Dans son admirable plaidoyer critique et constructif pour une notion pédagogiquement vive (pages 19 et sv.), Aziz Jellab avance que la bienveillance ne va pas de soi. En effet, dit-il, la méfiance à l'égard de la bienveillance repose sur le postulat d'une abdication de l'institution scolaire vis-à-sis de l'exigence intellectuelle. Cette méfiance est d'autant plus vive que l'impression du déclin de l'autorité professorale s'est bien répandue. Et le sociologue-inspecteur, s'appuyant sur le rapport Delahaye (2015), d'expliquer en quoi la bienveillance participe de la lutte contre les vulnérabilités et contre un système scolaire profondément inégalitaire. C'est au coeur même de l'expérience ordinaire des apprentissages en classe qu'une bienveillance quotidienne, unie à une exigence de chaque instant, entraînera une véritable démocratisation scolaire. Pour l'auteur (p. 43-44), trois conditions sont nécessaires pour la promotion d'une école bienveillante : la prise de conscience du pouvoir et du poids de l'école sur le devenir des élèves, l'attention au rapport au savoir, et une meilleure évaluation des élèves pour peu qu'elle soit compréhensive, régulière et davantage formative.

C'est l'adulte qui est responsable de la qualité de la relation qu'il crée

Dans le chapitre 2, Christophe Marsollier insiste sur la nécessité d'accorder toute sa valeur éthique à la bienveillance active (p. 57 et sv.). La bienveillance vise à la fois l'épanouissement de l'autre, son bIen-être, ses progrès et sa protection. Dans le contexte éducatif de l'école et au regard de l'asymétrie de toute relation éducative et pédagogique, c'est l'adulte et lui seul qui est responsable de la qualité de la relation qu'il crée. Selon son degré d'engagement personnel, la manière avec laquelle il porte son attention et les objets sur lesquels il cible son attention, un acteur peut manifester sa bienveillance sous des formes extrêmement différentes, et de manière plus ou moins active ou passive. (...) La posture active se traduit par une exigence éthique, une dynamique sous-tendue par ce questionnement intérieur : Comment puis-je agir au mieux, pour lui/elle ? Dans une approche rogérienne, l'inspecteur genéral-formateur évoque, en page 62, les principaux constituants de la bienveillance en actes : le respect inconditionnel de chaque élève, une considération positive quant aux possibilités d'évolution et d'apprentissages de l'enfant, un respect de sa dignité et une confiance en ses ressources personnelles.

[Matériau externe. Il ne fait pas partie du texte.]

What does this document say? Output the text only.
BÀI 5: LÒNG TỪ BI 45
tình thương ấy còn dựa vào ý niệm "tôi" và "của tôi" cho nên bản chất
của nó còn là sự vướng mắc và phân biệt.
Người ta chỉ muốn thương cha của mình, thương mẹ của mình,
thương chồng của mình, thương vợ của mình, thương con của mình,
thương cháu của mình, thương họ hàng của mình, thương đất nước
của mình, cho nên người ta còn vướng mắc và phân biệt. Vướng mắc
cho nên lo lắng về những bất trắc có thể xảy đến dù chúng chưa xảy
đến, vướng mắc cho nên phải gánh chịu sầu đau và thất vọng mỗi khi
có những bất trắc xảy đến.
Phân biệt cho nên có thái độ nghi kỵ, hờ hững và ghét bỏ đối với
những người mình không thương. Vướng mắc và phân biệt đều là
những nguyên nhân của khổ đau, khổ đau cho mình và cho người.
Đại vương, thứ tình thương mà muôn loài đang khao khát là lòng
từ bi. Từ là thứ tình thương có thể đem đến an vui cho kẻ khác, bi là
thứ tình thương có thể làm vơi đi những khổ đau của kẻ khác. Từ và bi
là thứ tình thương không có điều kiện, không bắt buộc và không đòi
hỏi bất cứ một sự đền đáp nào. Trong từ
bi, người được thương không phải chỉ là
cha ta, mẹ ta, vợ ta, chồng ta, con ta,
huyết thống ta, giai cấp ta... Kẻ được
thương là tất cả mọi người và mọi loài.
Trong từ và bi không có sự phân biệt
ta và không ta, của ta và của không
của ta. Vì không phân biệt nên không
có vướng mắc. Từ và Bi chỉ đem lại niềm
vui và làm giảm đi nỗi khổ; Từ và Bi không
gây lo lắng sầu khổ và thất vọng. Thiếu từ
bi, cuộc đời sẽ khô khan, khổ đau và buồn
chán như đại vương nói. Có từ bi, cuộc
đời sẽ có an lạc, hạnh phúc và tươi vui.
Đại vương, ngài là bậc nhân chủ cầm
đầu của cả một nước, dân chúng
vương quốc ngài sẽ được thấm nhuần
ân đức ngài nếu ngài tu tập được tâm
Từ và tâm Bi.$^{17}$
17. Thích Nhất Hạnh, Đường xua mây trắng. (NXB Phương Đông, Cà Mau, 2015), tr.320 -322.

Dans la deuxième partie de l'ouvrage, consacrée à quelques exemples empiriques, trois dispositifs ont particulièrement retenu notre attention : Motiv'action (p. 145), La fabrique de coopération et de bienveillance du collège Sophie Germain à Nantes (p. 169), et, last but not least, La balance de justice, une allégorie de la pédagogie bienveillante, par Carine Chateau, professeure de lettres en lycée, filières technologiques (p. 185-204). Cette dernière expérience est à tous points remarquable. Carine convie le lecteur à apprécier une balance de justice, cocréée entre ses élèves et elle, où tout concourt, dans une élaboration collective, à la mise en oeuvre d'une autorité professorale juste et exigeante, féconde en bienveillance et bien-être, au bénéfice de l'enseignant comme de l'apprenant. Une réinterprétation féconde, car partagée entre élèves et professeure, de la balance des droits ("Nos permissions") et devoirs ("Nos protections") de chacun. Ainsi, page 191, cette balance de justice équilibrée entre

Nos permissions, nous nous accordons l'autorisation : d'exprimer nos ressentis, nos émotions, notre sensibilité, le droit d'être dans le coeur ; d'écrire nos émotions privées dans "le coffret du coeur", d'en prendre soin après la séance ; de rire, de partager de l'humour, de se manifester de l'amitié et de l'estime mutuelle ; d'exprimer nos points de vue et nos expériences ; du droit à l'erreur, d'aller à son rythme, d'être accompagné pendant et après la formation ; d'acquérir des connaissances, des compétences ; de faire des pauses, de se relaxer ; de se retirer des échanges sans justification si le contenu contredit ses principes...

et

Nos protections, nous veillons à sécuriser notre relation par des limites : la ponctualité et le respect des horaires ; le recyclage des pensées qui encombrent son esprit dans la "poubelle des messages toxiques" ; la demande du bâton de parole avant de s'exprimer en "je" ; la suspension du jugement de valeur, de la comparaison, des moqueries, des injures ; l'écoute empathique réciproque ; le secret partagé, hors de la formation ne raconter que son expérience personnelle ; la distinction "moi", "autrui", et la "relation" par l'écharpe relationnelle (NDLR : emprunt à Jacques Salomé) ; l'extinction des téléphones portable pendant les activités de formation.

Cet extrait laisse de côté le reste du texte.